La photographie à la rescousse de l’archéologie

Félix de Saulcy, membre de l’Académie des Inscriptions et belles lettres depuis 1842, est militaire, numismate, archéologue, épigraphiste, et sera le fondateur de l’archéologie biblique.

Depuis 1701, l’Académie des Inscriptions et belles lettres a pour mission l’avancement et la diffusion des connaissances de l’Antiquité classique, du moyen âge, et de l’ensemble des civilisations de l’Orient proche et lointain. Elle est impliquée dans les campagnes de fouilles archéologiques en Erets Israël et dénie à Jérusalem toute trace juive. Les seuls vestiges en place en terre sainte sont gréco-romains.

En 1850, après le décès de sa femme, Félix de Saulcy entreprend, en compagnie de son fils, un voyage en Grèce, en Turquie, en Syrie et en Terre sainte. Lors de ce voyage d’un an, il parcourt le pays, bible à la main, étudie et observe les vestiges. Il se rend compte alors que tout ce qu’il a appris de ses maîtres à l’Académie des Inscriptions et belles lettres n’est pas fondé. Il découvre qu’il existe des ruines de monuments judaïques à Jérusalem, notamment le mur devant lequel les Juifs viennent prier et qu’il date du Temple de Salomon, les tombeaux de la vallée du Cédron et le tombeau des rois. Il dessine ce qu’il vient de découvrir et publie, en 1853, Le Voyage autour de la Mer Morte et dans les Terres bibliques qui conteste les théories de l’Académie des Inscriptions et belles lettres.

Ses traités topographiques et ses dessins sont considérés par les savants de l’Académie comme de la pure fiction. Personne ne le croit et certains de ses détracteurs l’accuseront de ne jamais avoir effectué le voyage. Il sait que l’Académie se trompe mais comment le lui prouver.
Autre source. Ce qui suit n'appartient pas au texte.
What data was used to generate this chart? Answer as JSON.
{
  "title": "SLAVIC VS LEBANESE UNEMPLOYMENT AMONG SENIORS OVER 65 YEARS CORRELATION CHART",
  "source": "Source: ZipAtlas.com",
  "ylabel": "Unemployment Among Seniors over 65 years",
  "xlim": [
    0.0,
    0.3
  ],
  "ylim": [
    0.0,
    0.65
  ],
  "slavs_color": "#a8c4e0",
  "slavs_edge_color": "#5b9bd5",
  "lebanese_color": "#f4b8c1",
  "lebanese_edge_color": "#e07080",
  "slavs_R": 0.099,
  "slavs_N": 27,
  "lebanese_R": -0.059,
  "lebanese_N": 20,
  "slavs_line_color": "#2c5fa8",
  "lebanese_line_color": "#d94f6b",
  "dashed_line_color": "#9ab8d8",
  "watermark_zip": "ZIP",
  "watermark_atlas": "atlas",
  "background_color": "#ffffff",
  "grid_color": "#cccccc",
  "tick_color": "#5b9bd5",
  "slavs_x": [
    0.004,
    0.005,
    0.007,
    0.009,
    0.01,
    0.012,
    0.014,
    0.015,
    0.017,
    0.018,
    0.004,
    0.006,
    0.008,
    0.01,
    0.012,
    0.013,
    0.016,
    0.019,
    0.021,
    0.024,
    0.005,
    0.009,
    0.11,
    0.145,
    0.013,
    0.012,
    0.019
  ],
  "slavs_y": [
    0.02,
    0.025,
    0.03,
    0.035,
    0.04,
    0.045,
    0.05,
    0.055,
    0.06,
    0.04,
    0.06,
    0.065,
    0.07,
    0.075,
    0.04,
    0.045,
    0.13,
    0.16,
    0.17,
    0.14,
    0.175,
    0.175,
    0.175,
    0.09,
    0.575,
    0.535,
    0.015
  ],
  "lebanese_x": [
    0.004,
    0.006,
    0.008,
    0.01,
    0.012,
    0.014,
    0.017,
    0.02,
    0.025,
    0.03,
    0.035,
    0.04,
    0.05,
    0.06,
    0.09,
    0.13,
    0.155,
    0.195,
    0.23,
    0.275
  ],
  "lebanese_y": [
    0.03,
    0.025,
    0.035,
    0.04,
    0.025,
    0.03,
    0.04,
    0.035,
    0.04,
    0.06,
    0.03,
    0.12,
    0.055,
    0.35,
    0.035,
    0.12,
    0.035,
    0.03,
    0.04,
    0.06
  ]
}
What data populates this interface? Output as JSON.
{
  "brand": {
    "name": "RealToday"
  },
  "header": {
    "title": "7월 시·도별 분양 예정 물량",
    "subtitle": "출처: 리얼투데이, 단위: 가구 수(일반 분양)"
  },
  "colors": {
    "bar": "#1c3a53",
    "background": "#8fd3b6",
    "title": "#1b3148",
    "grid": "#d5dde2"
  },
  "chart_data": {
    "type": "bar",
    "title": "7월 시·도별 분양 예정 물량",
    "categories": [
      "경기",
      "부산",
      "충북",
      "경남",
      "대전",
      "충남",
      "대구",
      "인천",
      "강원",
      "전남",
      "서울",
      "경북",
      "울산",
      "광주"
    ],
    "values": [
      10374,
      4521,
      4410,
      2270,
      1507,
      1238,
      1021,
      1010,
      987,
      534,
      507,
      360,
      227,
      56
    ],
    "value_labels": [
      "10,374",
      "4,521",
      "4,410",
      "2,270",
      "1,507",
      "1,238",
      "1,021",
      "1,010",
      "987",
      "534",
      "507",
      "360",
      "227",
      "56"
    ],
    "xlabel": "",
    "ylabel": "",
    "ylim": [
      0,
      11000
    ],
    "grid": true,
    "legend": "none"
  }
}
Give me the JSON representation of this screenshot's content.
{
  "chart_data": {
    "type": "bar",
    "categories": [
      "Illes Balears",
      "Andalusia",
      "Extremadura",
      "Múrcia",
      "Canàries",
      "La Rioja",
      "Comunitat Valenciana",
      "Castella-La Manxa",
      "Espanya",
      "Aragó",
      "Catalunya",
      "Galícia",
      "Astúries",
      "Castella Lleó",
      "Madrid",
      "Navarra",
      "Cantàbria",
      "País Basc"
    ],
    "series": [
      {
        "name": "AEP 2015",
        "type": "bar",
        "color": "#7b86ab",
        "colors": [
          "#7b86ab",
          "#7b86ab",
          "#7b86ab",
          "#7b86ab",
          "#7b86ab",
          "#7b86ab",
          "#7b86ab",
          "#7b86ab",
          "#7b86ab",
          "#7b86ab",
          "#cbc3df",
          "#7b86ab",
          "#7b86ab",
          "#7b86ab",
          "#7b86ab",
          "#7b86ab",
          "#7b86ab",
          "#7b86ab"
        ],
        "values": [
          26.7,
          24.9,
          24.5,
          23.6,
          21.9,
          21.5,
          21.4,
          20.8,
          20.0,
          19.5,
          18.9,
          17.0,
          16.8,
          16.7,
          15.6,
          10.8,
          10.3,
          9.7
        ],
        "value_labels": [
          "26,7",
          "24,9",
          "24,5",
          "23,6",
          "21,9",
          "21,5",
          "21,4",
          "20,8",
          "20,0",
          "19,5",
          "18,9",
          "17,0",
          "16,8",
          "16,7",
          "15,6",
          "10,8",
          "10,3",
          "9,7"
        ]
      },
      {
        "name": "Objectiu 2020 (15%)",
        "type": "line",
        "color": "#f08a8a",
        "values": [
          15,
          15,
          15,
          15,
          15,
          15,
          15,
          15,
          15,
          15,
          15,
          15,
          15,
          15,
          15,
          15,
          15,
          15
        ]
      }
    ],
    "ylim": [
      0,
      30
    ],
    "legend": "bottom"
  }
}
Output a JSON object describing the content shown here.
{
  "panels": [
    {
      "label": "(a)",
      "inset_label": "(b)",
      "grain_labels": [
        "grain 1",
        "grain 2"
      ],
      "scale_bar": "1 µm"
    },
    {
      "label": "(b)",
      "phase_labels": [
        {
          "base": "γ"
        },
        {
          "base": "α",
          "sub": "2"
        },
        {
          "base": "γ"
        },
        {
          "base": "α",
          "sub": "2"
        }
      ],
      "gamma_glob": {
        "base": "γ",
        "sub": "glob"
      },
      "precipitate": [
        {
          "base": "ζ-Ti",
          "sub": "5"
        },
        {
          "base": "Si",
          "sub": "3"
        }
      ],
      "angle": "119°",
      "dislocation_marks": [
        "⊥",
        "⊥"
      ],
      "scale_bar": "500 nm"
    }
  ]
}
Puis la solution va naître : il faut du réel, des clichés. On ne peut pas contester des clichés.

En 1853, Félix de Saulcy propose alors à Auguste Salzmann, peintre de métier qui s’intéresse à l’archéologie et qui est aussi photographe, de l’accompagner dans son voyage en terre sainte. Félix de Saulcy veut lui faire photographier les vestiges d’architecture juive pour rendre un service à la science en rétablissant la vérité, et en éclairant les savants de l’Académie qui à cette époque ne se déplacent pas sur les sites archéologiques. Auguste Salzmann suit la polémique suscitée par Félix de Saulcy sur l’existence de vestiges juifs à Jérusalem. Il prend fait et cause pour de Saulcy. Ils entreprennent leur voyage l’année suivante, en 1854.

Auguste Salzmann va prendre des calotypes et ramener quelques 170 clichés. A Jérusalem, nos deux explorateurs recensent les monuments de l’époque juive, de l’époque grecque, romaine, chrétienne et musulmane, de manière à aider les savants de l’Académie des Inscriptions et belles lettres à y voir plus clair. Après quatre mois de travail incessant, ils rapportent à l’Académie les preuves que les premiers vestiges de Jérusalem sont d’origine juive.